各々が我先にと嬉しそうに報告してくれた。その間に日も沈みかけた。
「今夜の食事は特別豪勢ですよ~。今までで一番かもしれません」
と、ソフィアが声をかけると歓声が上がった。
「おいおい、お前らは帰らないで大丈夫なのか?」
「私の家はもともと放任なんで! 全然大丈夫!」
「ウチも~。ママにはちゃんと言ってあるし」
テッサが即答して、ヴェラはウィンクで返した。
「私はお母さんから野菜も持たされてますし、むしろちゃんと手伝って来いって!」
「わ、わたしは、ブロムおじさんが一緒だし」
ミラとブリュナも即答だった。
その日はちょっとした宴のようだった。
「ソフィ! これ本当に美味しいよ!?」
「うん! このシチューも最高っ!」
テッサが目を丸くして声を上げると、みんなが口々に美味しいと彼女の料理を称えた。
長谷川も初めて聞いた“美味しい”の感想に驚いていると、それが意外だったのか当のソフィアは目を潤ませ、人差し指で拭ったあと、それこそ満面の笑顔になった。

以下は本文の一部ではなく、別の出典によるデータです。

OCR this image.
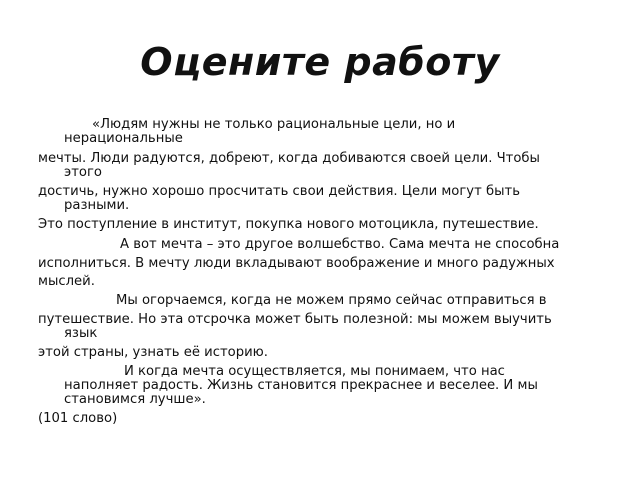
Оцените работу
«Людям нужны не только рациональные цели, но и
нерациональные
мечты. Люди радуются, добреют, когда добиваются своей цели. Чтобы
этого
достичь, нужно хорошо просчитать свои действия. Цели могут быть
разными.
Это поступление в институт, покупка нового мотоцикла, путешествие.
А вот мечта – это другое волшебство. Сама мечта не способна
исполниться. В мечту люди вкладывают воображение и много радужных
мыслей.
Мы огорчаемся, когда не можем прямо сейчас отправиться в
путешествие. Но эта отсрочка может быть полезной: мы можем выучить
язык
этой страны, узнать её историю.
И когда мечта осуществляется, мы понимаем, что нас
наполняет радость. Жизнь становится прекраснее и веселее. И мы
становимся лучше».
(101 слово)
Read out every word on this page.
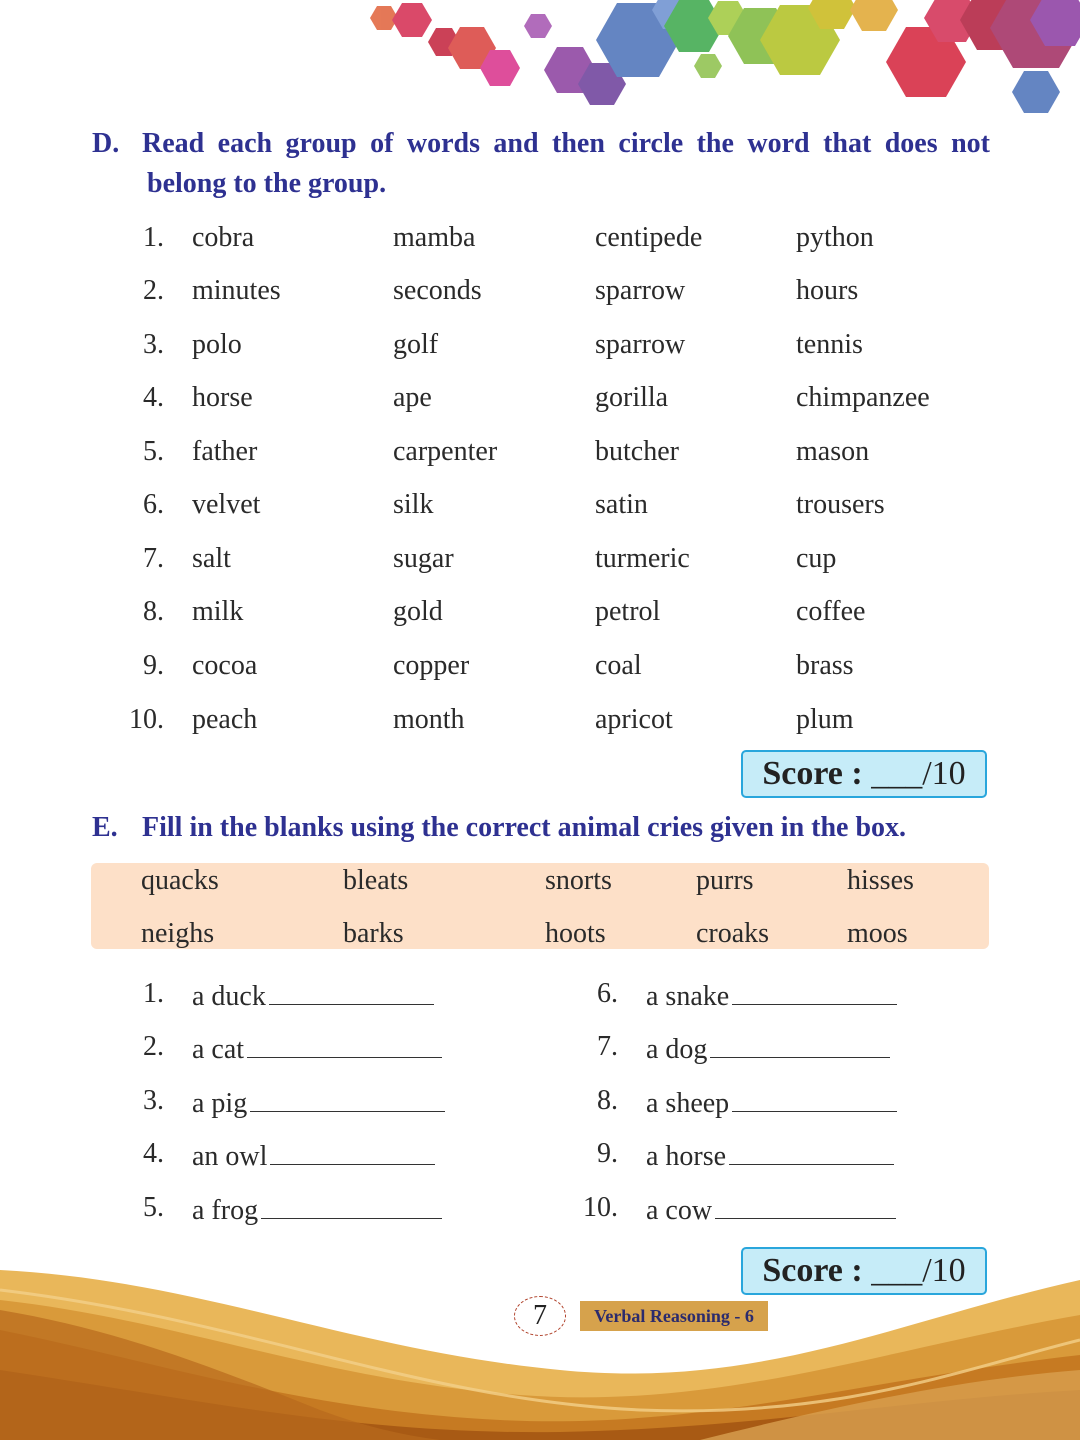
D. Read each group of words and then circle the word that does not
belong to the group.
1. cobra	mamba	centipede	python
2. minutes	seconds	sparrow	hours
3. polo	golf	sparrow	tennis
4. horse	ape	gorilla	chimpanzee
5. father	carpenter	butcher	mason
6. velvet	silk	satin	trousers
7. salt	sugar	turmeric	cup
8. milk	gold	petrol	coffee
9. cocoa	copper	coal	brass
10. peach	month	apricot	plum
Score : ___/10
E. Fill in the blanks using the correct animal cries given in the box.
quacks	bleats	snorts	purrs	hisses
neighs	barks	hoots	croaks	moos
1. a duck
2. a cat
3. a pig
4. an owl
5. a frog
6. a snake
7. a dog
8. a sheep
9. a horse
10. a cow
Score : ___/10
7	Verbal Reasoning - 6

(ソフィアもなんだか本当に人間らしくなった気がするなぁ)
そのあとも再会を喜び大いに盛り上がった。
特に、みんなの前で三つ首のロッキーを召喚するとそれぞれに仰天した。
ロッキーはケルベロスになっても三つの首が忙しそうに各々愛想を振りまいた。
そこへレグから渡された酒を片手にセリフィエルが現れると、ロッキーは怯えたように成犬ロビンの後ろに隠れてしまった。
それを追いかける彼女、その様子に大笑いする子どもたち。
ブロムは土産の中にあった、見事な細工が施されたグラスを惚れ惚れ眺めながら、自慢の髭を上下に擦っていた。
それぞれがこれまでの不安を吹き飛ばすように笑っていた。
「ソフィア……ありがとう。ここを守ってくれて」
長谷川はソフィアに向き直り、小さく声をかけた。
「貴之さんも本当に頑張りましたね。私もとっても嬉しいのです~」
そう言いながら彼女は手にした王都自慢の酒を、長谷川と自分のコップに注ぎ始めた。
「ソフィア!?」
長谷川は彼女が自ら酒を勧めてきたこと以上に、彼女の口から“嬉しい”と聞けたことに驚いた。
そしてそれは彼にとっても“嬉しい”であり、ふたりはコップを当てて小さく乾杯をした。
「ああ! ふたりで何を良い感じにしてるのよ! 長谷川! あたしはあたなにまだまだ言い足りないの!」
そう言われてふたりはすぐに三人になり、気が付けば私も混ぜて! とユイが隣にやってきて四人になる。
周りを見れば彼を中心にみんなが近くに集まっていた。
(色々なことがあった……。そして塾や教育の存在を国が認めてくれた。なんだか俺もこの世界に本当の意味で認められたみたいだ。それに……俺は愛する人達のこんな顔を見たかったんだ。間違いもしたがこうして失わずに済んだ。俺もまだまだ、ずっと勉強だな)
その時ひと際笑顔のユイが目に留まった。
今日は本当に饒舌だなぁ、と彼女を眺める長谷川に、ソフィアもにこにこ顔を向けていた。